Hence, the answer is the option (4).
Example 3: The angular momentum of the particle rotating with a central force is constant due to:

1) Constant torque

2) Constant force

3) Constant linear momentum

4) Zero torque

Solution

Law of conservation of angular moment

$
\vec{\tau}=\frac{\overrightarrow{d L}}{d t}
$

If net torque is zero
i.e. $\frac{\vec{d}}{d t}=0$
$
\vec{L}=\text { constant }
$

angular momentum is conserved only when external torque is zero.

As

Torque -$\underset{\tau }{\rightarrow}= \underset{r}{\rightarrow}\times \underset{F}{\rightarrow}$

And Central forces pass through the axis of rotation so torque is zero.

If no external torque is acting on a particle, the angular momentum of a particle is constant.

Hence, the answer is the option (4).

Example 4: A rectangular solid box of length 0.3 m is held horizontally, with one of its sides on the edge of a platform of height 5 m. When released, it slips off the table in a certain short time t=0.01s, remaining essentially horizontal.

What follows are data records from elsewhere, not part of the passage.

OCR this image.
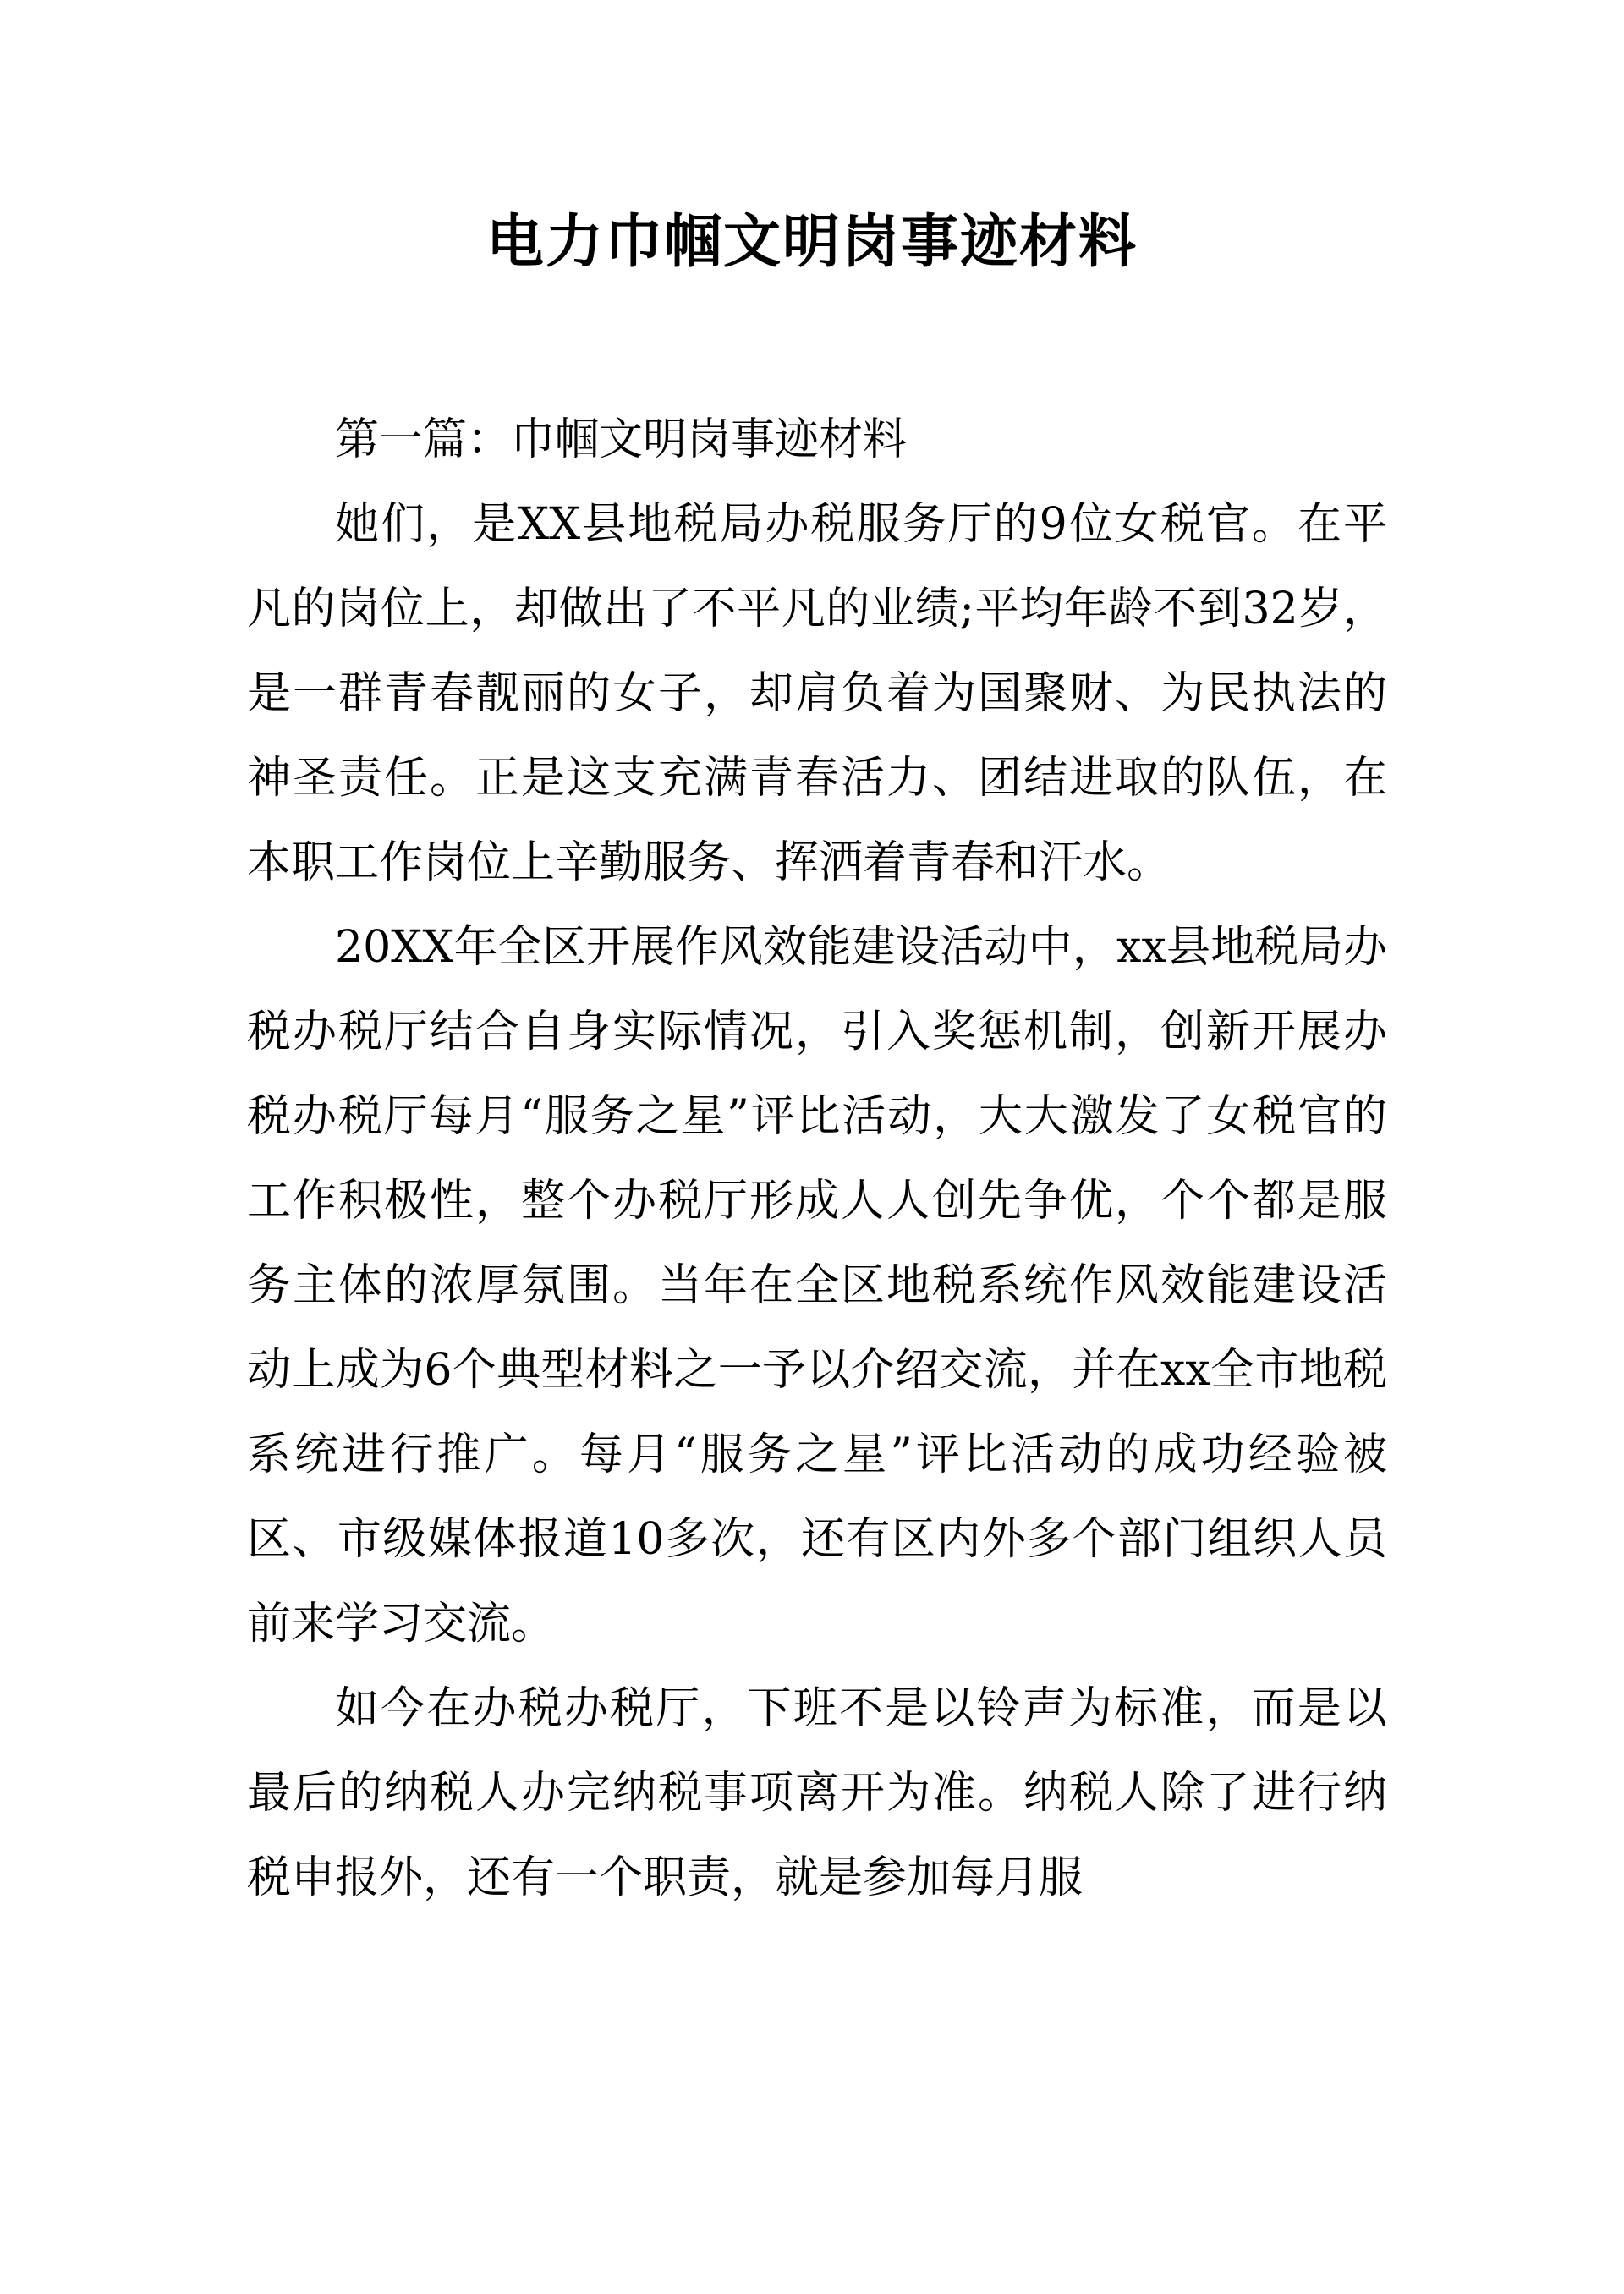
电力巾帼文明岗事迹材料

第一篇：巾帼文明岗事迹材料

她们，是XX县地税局办税服务厅的9位女税官。在平凡的岗位上，却做出了不平凡的业绩;平均年龄不到32岁，是一群青春靓丽的女子，却肩负着为国聚财、为民执法的神圣责任。正是这支充满青春活力、团结进取的队伍，在本职工作岗位上辛勤服务、挥洒着青春和汗水。

20XX年全区开展作风效能建设活动中，xx县地税局办税办税厅结合自身实际情况，引入奖惩机制，创新开展办税办税厅每月“服务之星”评比活动，大大激发了女税官的工作积极性，整个办税厅形成人人创先争优，个个都是服务主体的浓厚氛围。当年在全区地税系统作风效能建设活动上成为6个典型材料之一予以介绍交流，并在xx全市地税系统进行推广。每月“服务之星”评比活动的成功经验被区、市级媒体报道10多次，还有区内外多个部门组织人员前来学习交流。

如今在办税办税厅，下班不是以铃声为标准，而是以最后的纳税人办完纳税事项离开为准。纳税人除了进行纳税申报外，还有一个职责，就是参加每月服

The angle by which it would rotate when it hits the ground will be (in radians) close to:

1) 0.5

2) 0.3

3) 0.02

4) 0.28

Solution

Angular impulse -
$
\vec{J}=\int \vec{\tau} d t
$
wherein
Angular impulse is equal to a change in angular momentum
$
\vec{J}=I\left(\vec{w}_f-\vec{w}_i\right)
$

Apply Angular impulse $=$ change in angular momentum
$
\begin{aligned}
& T d t=\Delta \mathrm{L} \\
& T=m g \frac{l}{2} \\
& T d t=\Delta \mathrm{L}
\end{aligned}
$

$
\begin{aligned}
& (m g) \frac{l}{2} \times 0.01=\left(\frac{m l^2}{3}\right) w \\
& w=\frac{3 \times 10 \times 0.01}{2 \times 0.3}=0.5 \mathrm{rad} / \mathrm{s}
\end{aligned}
$
now $\mathrm{t=time}$ taken by rad. to hit the ground
$
\begin{aligned}
& t=\sqrt{\frac{2 h}{g}}=\sqrt{\frac{2 \times 5}{10}}=1 \mathrm{sec} \\
& \text { so } \Theta=\text { the angle rotates (in rad) } \\
& \Theta=w t \\
& \Theta=0.5 \mathrm{rad}
\end{aligned}
$

Hence, the answer is option (1).

Example 5: As shown in the figure, a bob of mass m is tied by a massless string whose other end portion is wound on a flywheel (disc) of radius r and mass m. When released from rest the bob starts falling vertically. When it has covered a distance h, the angular speed of the wheel will be:-

1) $\frac{1}{r} \sqrt{\frac{5 g h}{3}}$
2) $\frac{1}{r} \sqrt{\frac{7 g h}{3}}$
3) $\frac{1}{r} \sqrt{\frac{4 g h}{3}}$
4) $\frac{1}{r} \sqrt{\frac{2 g h}{3}}$

Solution:

Conservation Of angular momentum

$
\begin{aligned}
& m g-T=m a \\
& T \times r=I \alpha \\
& T=\frac{m r^2}{2} \times \frac{a}{r} \times \frac{1}{r} \\
& T=\frac{m a}{2} \\
& m g=\frac{3 m a}{2} \\
& a=\frac{2 g}{3}
\end{aligned}
$
$
\text { Also, } v=\sqrt{2 a s}=\sqrt{\frac{4 g h}{3}}
$
also, $v=\omega r$
$
\begin{aligned}
& \omega=\frac{v}{r} \\
& \Rightarrow \sqrt{\frac{4 g h}{3}} \times \frac{1}{r}=\frac{1}{r} \sqrt{\frac{4 g h}{3}}
\end{aligned}
$

Hence, the answer is option (3).

Summary

An object's angular momentum is represented by the equation or formula L = r⊥mv, which only changes when a net torque is applied. Thus, in the absence of torque, the object's perpendicular velocity will vary based on the radius, which is the separation between the body's mass centre and the circle's centre. It indicates that for shorter radii, velocity will be high and for longer radii, low.